COLUMBUS — Mount Vernon’s Russell Doup is living the dream.
Doup, a kicker on the Ohio State football team, got his first chance to dress and be on the sidelines with the Buckeyes on Saturday against Indiana.
“It was surreal. Kind of like it didn’t really happen,” Doup said. “I couldn’t believe I was on the field dressed in my Ohio State jersey with those guys. It was pretty cool.”
If he thinks it didn’t happen, he’s got plenty of pictures and a facebook page devoted to the fact he was there to remind him it was true. Several of his friends sent him pictures of himself on TV on his cell phone after the game. Doup could be spotted behind Ohio State coach Jim Tressel during at least one portion of the game.
“I have a few texts of pictures of me on TV and I got a lot of texts from people who say they saw me. It was pretty neat getting those,” Doup said.
Doup’s day started out with team meetings at the Blackwell, then over to St. John Arena for the Skull Session with the Ohio State marching band.
“When we got to St. John Arena, everyone was clapping and cheering. Coach Tressel gave a pep rally speech and got everyone pumped up,” Doup said.
The team then walked through a long line of well-wishers to the locker room at Ohio Stadium, where they prepared for the game.
When it was time for the game, the players came out of the locker room, hooked their arms together for their ritual dance, then charged out onto the field in front of 105,000 fans.
“I was just trying not to trip. I was in the middle and don’t know who was beside me at the time. We packed in, formed our lines and put our arms together. We never did anything like that in high school. I’ve been to Ohio State games and seen that, but it’s a different feeling being a part of. It was really neat,” Doup said. “You could really tell there were a lot of people there, especially on the kickoffs and on third downs. It was loud.”
After the game, Doup got to be part of the celebration in the locker room for Tressel’s 100th victory at Ohio State. The coach’s wife made a cake in honor of the accomplishment and the players all got a piece, if they wanted.
Then, on his way out to meet his family, Doup had another first –– an autograph request.
“That’s the first time anyone’s asked me for an autograph.

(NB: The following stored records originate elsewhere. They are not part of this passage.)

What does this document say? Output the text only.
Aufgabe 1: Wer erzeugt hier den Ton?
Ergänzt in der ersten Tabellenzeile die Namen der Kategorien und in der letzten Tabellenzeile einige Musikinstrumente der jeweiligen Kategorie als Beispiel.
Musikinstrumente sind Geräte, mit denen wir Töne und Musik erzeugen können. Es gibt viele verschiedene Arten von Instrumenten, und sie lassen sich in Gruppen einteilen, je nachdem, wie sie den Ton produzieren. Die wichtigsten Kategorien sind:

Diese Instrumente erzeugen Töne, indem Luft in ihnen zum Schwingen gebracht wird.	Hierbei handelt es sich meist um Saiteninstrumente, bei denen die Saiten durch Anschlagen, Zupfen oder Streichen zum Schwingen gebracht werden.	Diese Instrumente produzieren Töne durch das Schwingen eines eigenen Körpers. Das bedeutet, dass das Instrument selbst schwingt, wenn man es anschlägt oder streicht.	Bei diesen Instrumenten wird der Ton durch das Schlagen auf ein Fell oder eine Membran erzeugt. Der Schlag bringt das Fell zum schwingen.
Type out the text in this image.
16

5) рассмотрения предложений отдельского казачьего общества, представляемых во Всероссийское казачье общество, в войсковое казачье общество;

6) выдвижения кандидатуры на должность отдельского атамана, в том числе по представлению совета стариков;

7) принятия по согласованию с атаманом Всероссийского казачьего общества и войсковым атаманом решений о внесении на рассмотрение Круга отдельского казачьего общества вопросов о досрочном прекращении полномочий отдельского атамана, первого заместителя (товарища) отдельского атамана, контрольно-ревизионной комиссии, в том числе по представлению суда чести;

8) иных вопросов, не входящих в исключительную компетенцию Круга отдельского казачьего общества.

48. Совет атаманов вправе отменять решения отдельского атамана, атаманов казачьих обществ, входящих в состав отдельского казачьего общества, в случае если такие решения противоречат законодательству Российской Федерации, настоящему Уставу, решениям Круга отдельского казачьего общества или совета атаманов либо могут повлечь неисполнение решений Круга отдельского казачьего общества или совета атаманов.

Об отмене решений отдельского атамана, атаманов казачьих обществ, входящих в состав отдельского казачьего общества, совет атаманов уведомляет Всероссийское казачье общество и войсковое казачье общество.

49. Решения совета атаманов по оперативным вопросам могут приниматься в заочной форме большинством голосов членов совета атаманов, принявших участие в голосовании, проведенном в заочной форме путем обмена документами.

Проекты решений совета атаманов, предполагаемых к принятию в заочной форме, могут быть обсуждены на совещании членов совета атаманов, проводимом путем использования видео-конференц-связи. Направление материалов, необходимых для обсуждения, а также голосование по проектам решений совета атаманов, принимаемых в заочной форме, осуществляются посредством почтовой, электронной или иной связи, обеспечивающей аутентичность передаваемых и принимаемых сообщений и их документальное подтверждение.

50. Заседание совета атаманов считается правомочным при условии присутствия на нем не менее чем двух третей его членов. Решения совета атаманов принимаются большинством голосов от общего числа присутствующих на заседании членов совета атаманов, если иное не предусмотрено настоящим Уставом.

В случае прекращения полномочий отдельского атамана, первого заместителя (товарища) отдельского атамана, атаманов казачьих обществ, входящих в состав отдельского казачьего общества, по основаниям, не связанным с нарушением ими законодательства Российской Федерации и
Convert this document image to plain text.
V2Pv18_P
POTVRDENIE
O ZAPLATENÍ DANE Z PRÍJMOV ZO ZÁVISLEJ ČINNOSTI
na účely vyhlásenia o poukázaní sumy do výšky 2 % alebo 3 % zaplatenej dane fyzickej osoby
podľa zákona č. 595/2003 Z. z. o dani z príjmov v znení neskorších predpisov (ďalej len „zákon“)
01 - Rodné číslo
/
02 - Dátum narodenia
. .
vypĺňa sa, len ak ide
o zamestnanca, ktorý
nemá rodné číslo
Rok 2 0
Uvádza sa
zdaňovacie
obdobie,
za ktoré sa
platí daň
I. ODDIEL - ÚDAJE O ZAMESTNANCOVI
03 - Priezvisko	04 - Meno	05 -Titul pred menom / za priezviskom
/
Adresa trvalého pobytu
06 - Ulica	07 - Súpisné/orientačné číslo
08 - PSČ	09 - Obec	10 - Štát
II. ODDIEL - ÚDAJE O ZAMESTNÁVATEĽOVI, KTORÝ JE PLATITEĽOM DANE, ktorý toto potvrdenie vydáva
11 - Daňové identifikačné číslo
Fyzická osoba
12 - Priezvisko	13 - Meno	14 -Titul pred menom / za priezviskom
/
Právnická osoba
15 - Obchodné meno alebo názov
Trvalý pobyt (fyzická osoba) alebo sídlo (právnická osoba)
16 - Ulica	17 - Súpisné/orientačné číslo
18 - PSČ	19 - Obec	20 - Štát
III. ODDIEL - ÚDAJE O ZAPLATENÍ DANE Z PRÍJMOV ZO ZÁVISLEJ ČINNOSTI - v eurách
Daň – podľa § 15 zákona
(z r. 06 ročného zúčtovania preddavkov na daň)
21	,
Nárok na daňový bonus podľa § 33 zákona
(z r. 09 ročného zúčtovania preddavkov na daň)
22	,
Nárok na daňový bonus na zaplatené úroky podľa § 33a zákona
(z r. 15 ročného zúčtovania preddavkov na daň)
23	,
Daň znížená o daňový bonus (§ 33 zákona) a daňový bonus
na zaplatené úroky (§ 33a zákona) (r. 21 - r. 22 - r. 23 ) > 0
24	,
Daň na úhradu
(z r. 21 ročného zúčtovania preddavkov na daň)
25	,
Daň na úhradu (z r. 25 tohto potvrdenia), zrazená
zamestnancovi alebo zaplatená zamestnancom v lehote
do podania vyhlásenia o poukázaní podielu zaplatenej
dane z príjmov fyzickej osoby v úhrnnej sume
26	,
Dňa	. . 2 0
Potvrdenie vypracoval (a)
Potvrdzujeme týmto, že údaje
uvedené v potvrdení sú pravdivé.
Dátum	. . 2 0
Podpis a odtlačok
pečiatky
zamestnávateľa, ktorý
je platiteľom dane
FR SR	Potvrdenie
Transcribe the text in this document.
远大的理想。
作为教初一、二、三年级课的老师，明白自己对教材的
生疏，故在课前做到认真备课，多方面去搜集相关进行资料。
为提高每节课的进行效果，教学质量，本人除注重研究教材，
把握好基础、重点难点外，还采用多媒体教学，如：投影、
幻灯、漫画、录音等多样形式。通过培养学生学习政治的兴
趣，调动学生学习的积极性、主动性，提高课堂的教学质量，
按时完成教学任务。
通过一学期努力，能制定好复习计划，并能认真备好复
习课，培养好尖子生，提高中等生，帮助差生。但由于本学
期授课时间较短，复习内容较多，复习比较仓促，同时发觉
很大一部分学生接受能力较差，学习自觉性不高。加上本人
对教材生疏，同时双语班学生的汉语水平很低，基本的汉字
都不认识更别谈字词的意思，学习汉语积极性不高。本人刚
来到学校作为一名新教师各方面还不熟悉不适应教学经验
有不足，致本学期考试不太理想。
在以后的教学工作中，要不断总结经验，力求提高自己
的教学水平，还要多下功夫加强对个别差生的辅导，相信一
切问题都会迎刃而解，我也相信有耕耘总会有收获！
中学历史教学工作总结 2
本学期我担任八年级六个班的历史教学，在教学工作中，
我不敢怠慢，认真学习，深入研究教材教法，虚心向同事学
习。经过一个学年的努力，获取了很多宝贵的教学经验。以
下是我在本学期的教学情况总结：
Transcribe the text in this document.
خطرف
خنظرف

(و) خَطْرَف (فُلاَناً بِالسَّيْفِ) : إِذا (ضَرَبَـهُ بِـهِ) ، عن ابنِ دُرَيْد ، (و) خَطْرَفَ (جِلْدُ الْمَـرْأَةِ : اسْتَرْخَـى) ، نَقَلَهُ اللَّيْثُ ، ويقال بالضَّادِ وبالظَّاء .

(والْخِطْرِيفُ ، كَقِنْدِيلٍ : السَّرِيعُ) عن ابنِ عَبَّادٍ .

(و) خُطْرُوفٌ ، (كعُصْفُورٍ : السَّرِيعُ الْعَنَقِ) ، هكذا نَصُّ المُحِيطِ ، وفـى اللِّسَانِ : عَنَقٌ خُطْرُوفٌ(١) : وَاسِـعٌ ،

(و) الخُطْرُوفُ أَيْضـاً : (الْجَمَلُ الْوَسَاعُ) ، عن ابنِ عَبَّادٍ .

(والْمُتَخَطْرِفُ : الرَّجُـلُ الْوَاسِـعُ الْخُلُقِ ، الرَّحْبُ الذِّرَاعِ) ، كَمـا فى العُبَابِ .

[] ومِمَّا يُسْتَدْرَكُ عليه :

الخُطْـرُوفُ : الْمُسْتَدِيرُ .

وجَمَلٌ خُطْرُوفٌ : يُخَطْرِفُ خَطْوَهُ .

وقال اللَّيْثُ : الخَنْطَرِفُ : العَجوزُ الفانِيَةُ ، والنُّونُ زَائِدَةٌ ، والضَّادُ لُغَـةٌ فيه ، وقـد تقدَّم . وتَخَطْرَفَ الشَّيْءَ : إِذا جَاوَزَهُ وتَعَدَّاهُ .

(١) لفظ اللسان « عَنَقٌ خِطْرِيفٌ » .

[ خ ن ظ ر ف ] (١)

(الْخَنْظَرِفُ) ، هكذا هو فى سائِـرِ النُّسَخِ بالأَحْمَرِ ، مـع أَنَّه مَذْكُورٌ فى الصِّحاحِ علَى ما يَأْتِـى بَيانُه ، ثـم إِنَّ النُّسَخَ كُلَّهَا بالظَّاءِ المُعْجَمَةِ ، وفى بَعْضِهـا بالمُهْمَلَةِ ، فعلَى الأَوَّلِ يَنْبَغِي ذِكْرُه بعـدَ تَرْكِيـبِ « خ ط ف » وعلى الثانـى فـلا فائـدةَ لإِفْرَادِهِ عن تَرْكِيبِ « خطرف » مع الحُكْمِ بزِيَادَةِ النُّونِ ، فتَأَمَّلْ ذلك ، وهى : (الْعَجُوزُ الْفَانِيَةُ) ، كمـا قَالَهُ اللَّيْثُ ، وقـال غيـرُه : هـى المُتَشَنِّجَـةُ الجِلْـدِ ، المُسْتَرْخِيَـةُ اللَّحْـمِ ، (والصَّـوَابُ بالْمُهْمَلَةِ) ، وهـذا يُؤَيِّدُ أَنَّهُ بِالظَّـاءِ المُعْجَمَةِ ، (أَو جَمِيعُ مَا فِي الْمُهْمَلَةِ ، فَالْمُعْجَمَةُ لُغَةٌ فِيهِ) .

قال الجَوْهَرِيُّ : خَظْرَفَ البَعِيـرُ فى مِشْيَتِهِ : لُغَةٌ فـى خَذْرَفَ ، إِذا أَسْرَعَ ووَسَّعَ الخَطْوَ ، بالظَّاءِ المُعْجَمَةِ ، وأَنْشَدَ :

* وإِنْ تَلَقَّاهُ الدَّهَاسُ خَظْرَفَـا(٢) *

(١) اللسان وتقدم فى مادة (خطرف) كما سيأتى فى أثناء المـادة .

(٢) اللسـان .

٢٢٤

I thought it would be weird, but I just grabbed the sharpie and the ball and signed it,” Doup said.
The freshman then got to go to dinner with his mom, Alice, dad, Kelly, and sister, as well as his grandma, grandpa and other relatives.
“They were all at the Skull Session and very pumped as well,” said Doup.
Saturday was just one highlight in a string of them so far this fall at Ohio State for Doup. He’s been practicing with the team since starting school on Sept. 21.
“Practice has been pretty cool. The guys are really nice and are helping me out. Just trying to make me better. It’s pretty neat to watch the offense and defense do their thing in practice,” Doup said.
The Buckeyes usually don’t practice on Mondays, but Tuesdays through Fridays are especially busy for Doup. He takes classes in the morning, including math, psychology and business, then heads to the Woody Hayes facility for practice at 2 p.m.
The team watches video and has meetings, then the special teams players (kickers and punters) go out to the practice field and work on field goals, kickoffs and punts. Once the rest of the players come out, they work on long snaps, then go back inside the facility for some extra kicking practice. The practices usually last four hours.
The Mount Vernon graduate is one of three kickers on the team right now. Devin Barclay is a senior, while Doup and Drew Basil from Chillicothe are both freshmen.
He probably won’t travel with the Buckeyes this year, since they are allowed to dress just 70 players on away games, but will be on the sidelines for home games and will get a chance to earn a spot on next year’s team at spring practice.
“It’s like a learning year for me. I’m still new and will probably redshirt. It’s a development year where I can practice kickoffs and field goals. Next spring will be the real test,” Doup said.